According to a press release published on the World Bank’s website on 11 January 2021, the organization plans to commit more than USD5 bn to the development of the agricultural sector. This involves continued support for the reforms needed to improve soil health and strengthen the fertilizer sector in terms of subsidy management, quality control, and traceability through development policy operations and green fertilizer production projects.

Soil Values will strengthen financing of input value chains

The Netherlands Directorate-General for International Cooperation (DGIS) has launched the Soil Fertility Grant Program (SFGP) to support initiatives on sustainable soil fertility management and contribute to ecologically sustainable improvements in food productivity and increased resilience of small-scale food producers in the Sahel.

Soil values, a major soil fertility management programme in the Sahel

Soil Values is a programme funded by DGIS to support farmers in adopting sustainable soil fertility management practices in the Sahel. Over the next 10 years, the programme will seek to improve the fertility of 2 mn hectares of farmland and enhance the production capacity and resilience of 1.5 mn farmers in four Sahelian countries: Burkina Faso, Mali, Niger, and northern Nigeria.

A man harvesting Legumes in a field
The use of fertilizers is a key aspect of ISFM. Nutrients must be added to a cropping system to compensate for the removal of nutrients in the form of harvested produce.

The Soil Values programme focuses on the adoption of an Integrated Soil Fertility Management (ISFM) approach within a participatory landscape management framework. This initiative aims to stimulate sustainable profitability assessments and promote the widespread adoption of proven technologies and methods. ISFM generates productivity gains, increased resilience, and mitigation benefits. It utilizes a set of practices related to fertilizers, organic resources, and other amendments on smallholder farms to increase production and input use efficiency.

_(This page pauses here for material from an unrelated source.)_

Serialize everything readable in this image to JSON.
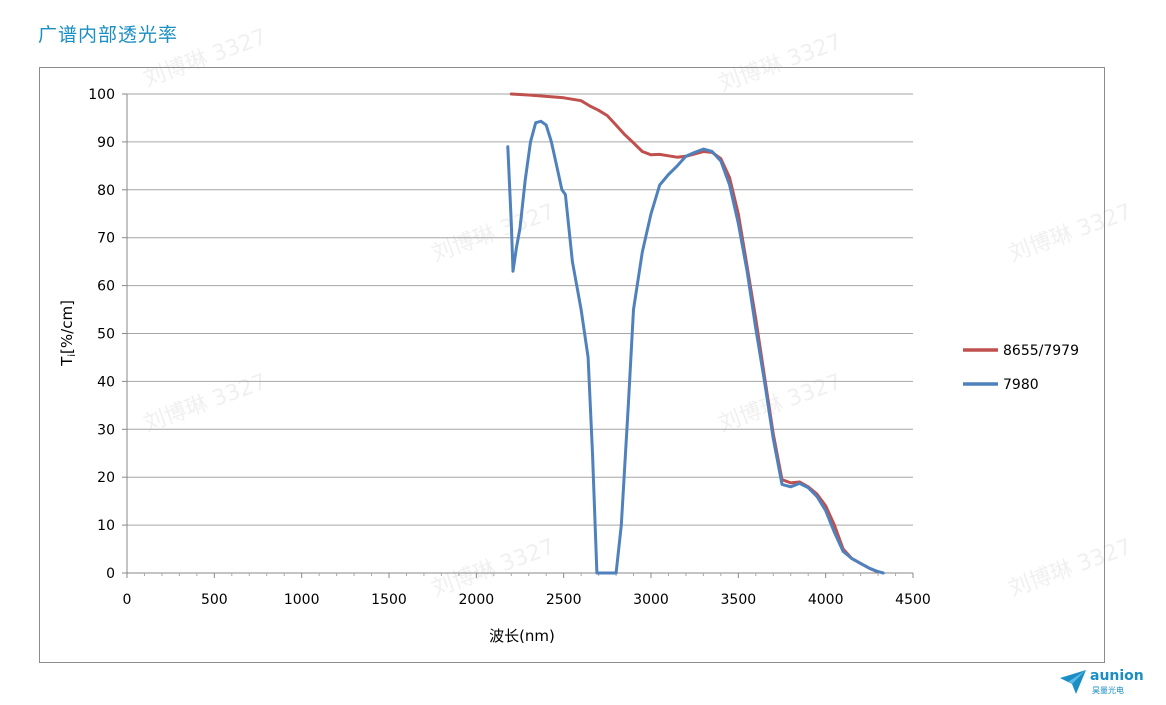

Emphasizing the need to value soil fertility, Dr. Bidjokazo Fofana, Director of IFDC’s Soil Values programme stated, “Neglecting soil fertility risks compromising the ecological balance and degrading forest ecosystems. In addition, excessive fertilizer use can lead to groundwater pollution, affecting downstream communities. Despite its crucial role as the source of all production, soil lacks direct monetary value, which does not reflect its true importance.”

Soil Values will strengthen financing of input value chains, primarily through synergies with the African Fertilizer Financing Facility (AFFM) established by the African Development Bank (AfDB) and in collaboration with the fertilizer industry and the financial sector, which will facilitate the guarantee of commercial credit. Subsequently, Soil Values will support the delivery of inputs and training of all actors in the fertilizer value chain.

Development partners

According to a publication on ECOWAS’s website from 31 May 2023, the RAAF reported that the kingdom of the Netherlands has announced EUR100 mn to support the fertilizer sector in West Africa over the next decade. Soil Values intends to quadruple this budget by attracting more than EUR100 mn from development partners, more than EUR100 mn from the private sector, and more than EUR100 mn in funding from the fertilizer sector to improve soil fertility in the Sahel.

For its actions to be relevant, Soil Values needs to work with the ministries responsible for agriculture, the World Bank’s West Africa Food System Resilience Program (FSRP), and other local projects and programmes working on agricultural resilience in West Africa. These include the Toward Sustainable Clusters in Agribusiness through Learning in Entrepreneurship (2SCALE) programme, the Feed the Future Enhancing Growth through Regional Agricultural Input Systems (EnGRAIS) project for West Africa, the Fertilizer Sector Reform Support Project in Niger (PARSEN), and the Integrated Seed Sector Development in the Sahel (ISSD/Sahel) project.

Soil Values is implemented by IFDC, with lead partners SNV and Wageningen University and Research (WUR), as well as knowledge partners, such as AGRAWorld Agroforestry (ICRAF), the International Institute of Tropical Agriculture (IITA)ISRIC – World Soil Information, and the International Water Management Institute (IWMI).